Property and casualty (P&C) insurance, also known as non-life or general insurance, refers to a range of coverages including property insurance that covers items such as automobiles, homes, or commercial buildings, as well as casualty insurance that covers legal liability for injuries or losses incurred by a third-party individual or business.
The insurance industry is faced with significant challenges, not the least of which is fraud. P&C insurers are projected to lose an estimated $80 billion annually in the United States due to fraud, according to the Coalition Against Insurance Fraud. In addition, traditional insurance companies are being pressured by online competitors to improve customer service and offer a personalized digital experience, according to industry analysts.
Robotic Process Automation (RPA), especially when combined with artificial intelligence (AI) to support intelligent automation, can accelerate the efficiency of underwriting and claims processing, in addition to reducing fraud and enhancing service, according to a new report by the Everest Group.
The diagram below summarizes the core processes in the P&C value chain:
The four quadrants of automation opportunities
The Everest Group evaluated all of these P&C processes using a proprietary methodology to assess the suitability of processes for automation. Named the Enterprise Value Chain Approach (EVCA), this five-step methodology helps businesses identify business processes, analyze each process, spotlight high-value opportunities for automation, and define metrics to prioritize those opportunities.

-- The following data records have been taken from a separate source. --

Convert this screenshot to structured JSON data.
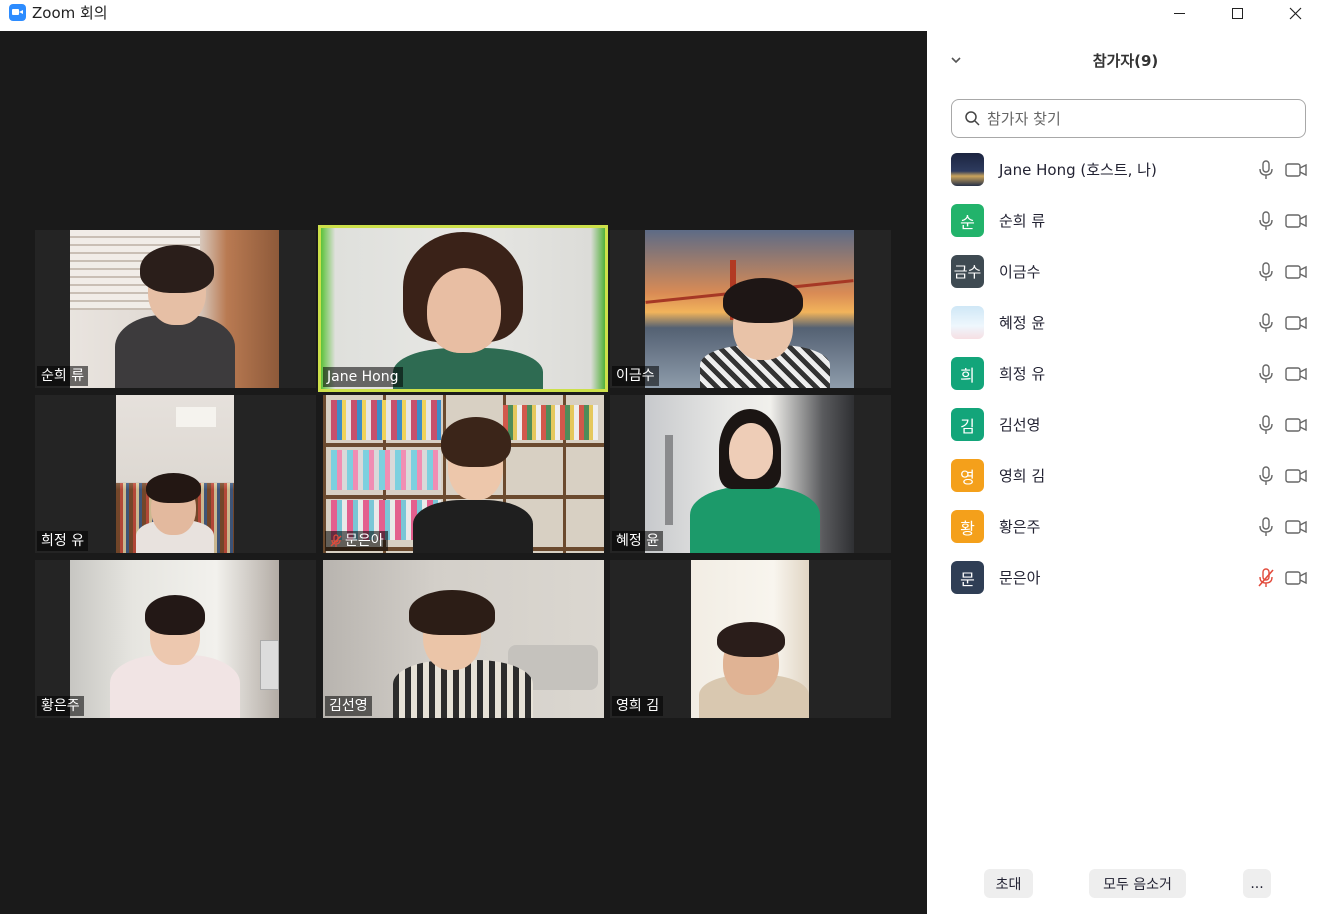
{
  "window": {
    "title": "Zoom 회의"
  },
  "gallery": [
    {
      "name": "순희 류",
      "muted": false,
      "active": false
    },
    {
      "name": "Jane Hong",
      "muted": false,
      "active": true
    },
    {
      "name": "이금수",
      "muted": false,
      "active": false
    },
    {
      "name": "희정 유",
      "muted": false,
      "active": false
    },
    {
      "name": "문은아",
      "muted": true,
      "active": false
    },
    {
      "name": "혜정 윤",
      "muted": false,
      "active": false
    },
    {
      "name": "황은주",
      "muted": false,
      "active": false
    },
    {
      "name": "김선영",
      "muted": false,
      "active": false
    },
    {
      "name": "영희 김",
      "muted": false,
      "active": false
    }
  ],
  "panel": {
    "title": "참가자(9)",
    "search_placeholder": "참가자 찾기",
    "participants": [
      {
        "name": "Jane Hong (호스트, 나)",
        "avatar_text": "",
        "avatar_color": "#2a3550",
        "muted": false
      },
      {
        "name": "순희 류",
        "avatar_text": "순",
        "avatar_color": "#22b36b",
        "muted": false
      },
      {
        "name": "이금수",
        "avatar_text": "금수",
        "avatar_color": "#3e4a52",
        "muted": false
      },
      {
        "name": "혜정 윤",
        "avatar_text": "",
        "avatar_color": "#bfe0f2",
        "muted": false
      },
      {
        "name": "희정 유",
        "avatar_text": "희",
        "avatar_color": "#13a57a",
        "muted": false
      },
      {
        "name": "김선영",
        "avatar_text": "김",
        "avatar_color": "#13a57a",
        "muted": false
      },
      {
        "name": "영희 김",
        "avatar_text": "영",
        "avatar_color": "#f4a01b",
        "muted": false
      },
      {
        "name": "황은주",
        "avatar_text": "황",
        "avatar_color": "#f4a01b",
        "muted": false
      },
      {
        "name": "문은아",
        "avatar_text": "문",
        "avatar_color": "#2f3e55",
        "muted": true
      }
    ],
    "buttons": {
      "invite": "초대",
      "mute_all": "모두 음소거",
      "more": "..."
    }
  }
}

With EVCA scores, processes are divided into four quadrants based on cost savings potential and overall automation potential, as follows:
- Pursue: Processes that score high on cost savings potential and automation potential fall into this quadrant. These are the highest priority processes to automate.

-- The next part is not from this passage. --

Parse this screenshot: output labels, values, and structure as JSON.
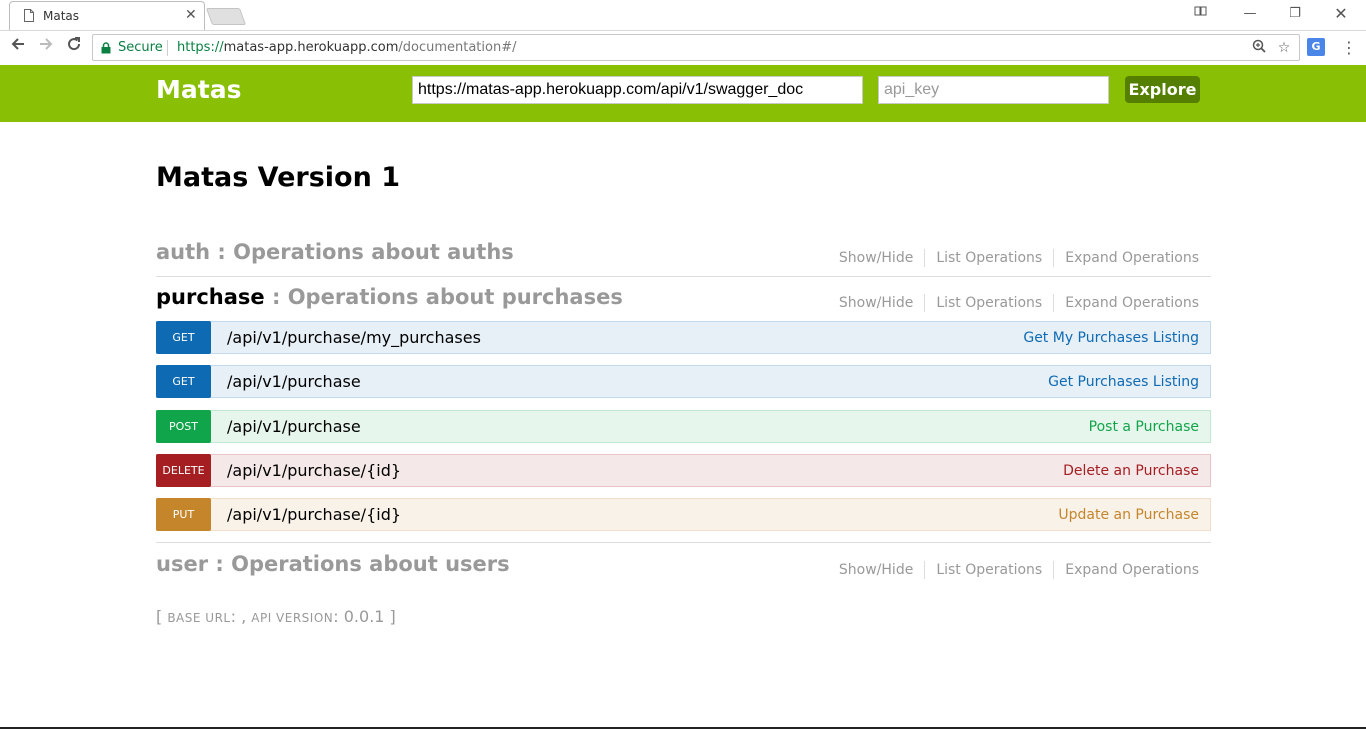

- Opportunistic: Processes score high on cost savings, but low on automation potential, should be automated only on an “opportunistic” basis. Such opportunities should be pursued only when a use case presents itself during the regular course of business operations where the benefits outweigh the costs.

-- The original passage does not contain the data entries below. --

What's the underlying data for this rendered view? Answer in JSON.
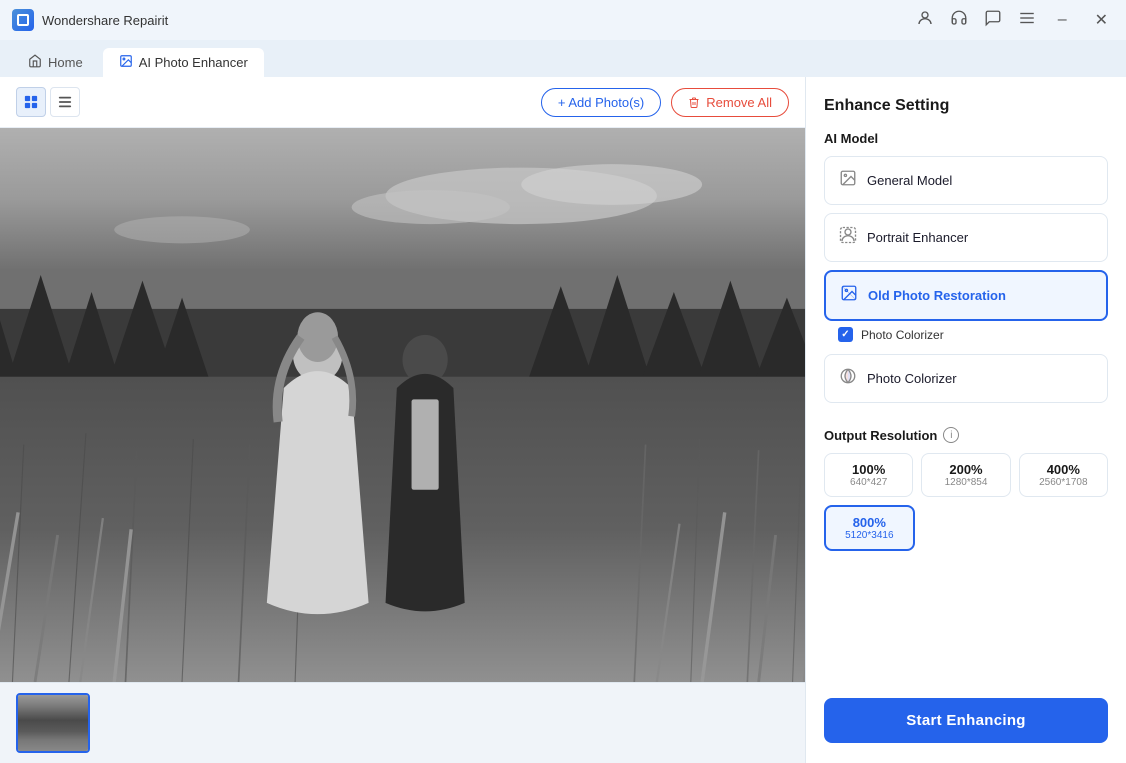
{
  "app": {
    "title": "Wondershare Repairit",
    "icon_alt": "app-icon"
  },
  "titlebar": {
    "profile_icon": "👤",
    "headset_icon": "🎧",
    "chat_icon": "💬",
    "menu_icon": "☰",
    "minimize_label": "–",
    "close_label": "✕"
  },
  "nav": {
    "home_label": "Home",
    "enhancer_label": "AI Photo Enhancer"
  },
  "toolbar": {
    "add_label": "+ Add Photo(s)",
    "remove_label": "Remove All",
    "grid_icon": "⊞",
    "list_icon": "≡"
  },
  "settings_panel": {
    "title": "Enhance Setting",
    "ai_model_label": "AI Model",
    "models": [
      {
        "id": "general",
        "label": "General Model",
        "selected": false
      },
      {
        "id": "portrait",
        "label": "Portrait Enhancer",
        "selected": false
      },
      {
        "id": "old-photo",
        "label": "Old Photo Restoration",
        "selected": true
      },
      {
        "id": "colorizer",
        "label": "Photo Colorizer",
        "selected": false
      }
    ],
    "sub_option_label": "Photo Colorizer",
    "output_resolution_label": "Output Resolution",
    "resolutions": [
      {
        "pct": "100%",
        "dim": "640*427",
        "selected": false
      },
      {
        "pct": "200%",
        "dim": "1280*854",
        "selected": false
      },
      {
        "pct": "400%",
        "dim": "2560*1708",
        "selected": false
      },
      {
        "pct": "800%",
        "dim": "5120*3416",
        "selected": true
      }
    ],
    "start_btn_label": "Start Enhancing"
  }
}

- Watchful: The processes in this quadrant return relatively little value but are easy to automate. These lower-priority processes can be automated when budget/resource capacity allows for it.
- Ignore: These are difficult to automate and return very little value. Ignore them.
In this blog, we will take a look at one promising process in the “pursue” automation category for P&C companies — the first notice of loss (FNOL) claims process — and show how intelligent automation can be applied, resulting in significant time and cost savings.
First notice of loss: a perfect match for intelligent automation
Historically, P&C operations have been fraught with manual processes. This is especially true of the FNOL process for P&C insurance claims. FNOL is typically the first step in the formal claims process lifecycle in which the insurance policyholder files an initial report following an incurred loss, and the insurance company opens a new claim file.
Handling loss notifications is complicated since they can be communicated to P&C insurers in many ways: emails, phone calls, online forms, or even fax. Numerous disparate systems are involved, and workflows are often very complex. Documentation received during the process is frequently in the form of paper-based or PDF forms — such as damage estimates, police reports, or doctors’ statements — much of which needs to be manually input and reviewed by claims analysts.
P&C companies realize that to remain competitive, they must invest in digital transformation, which includes automation technologies like intelligent RPA.
Benefits of automating FNOL with RPA
AI-powered RPA enables P&C insurers to automate the FNOL process and significantly improve the claims experience for customers.
Intelligent software robots (“bots”) can easily extract relevant information from unstructured documents coming in through email, fax, USPS, or any other channel, and input the data into the appropriate systems. These bots can also apply rules to triage claims, whereby claims that exhibit certain characteristics can be routed to different workflows. For example, claims of more than $10,000 could be put through a separate, more rigorous adjuster review and approval process. Less complex claims could be automatically approved and quickly settled. Likewise, claims that raised any flags for potential fraud could be tagged and sent to an analyst in a special investigation unit to investigate more closely.
All of these processes could utilize advanced technologies such as machine learning (ML) or smart analytics to reduce overall claims processing time. Automation can address the high volume, repetitive tasks 24/7, so claims professionals can focus on more complex analysis and higher-value work.
Insurers are thus able to lower costs, eliminate errors, reduce fraud, and improve relationships with customers by automating the claims FNOL process. These same intelligent automation technologies can be applied to other areas such as underwriting and policyholder services to improve the entire insurance value chain.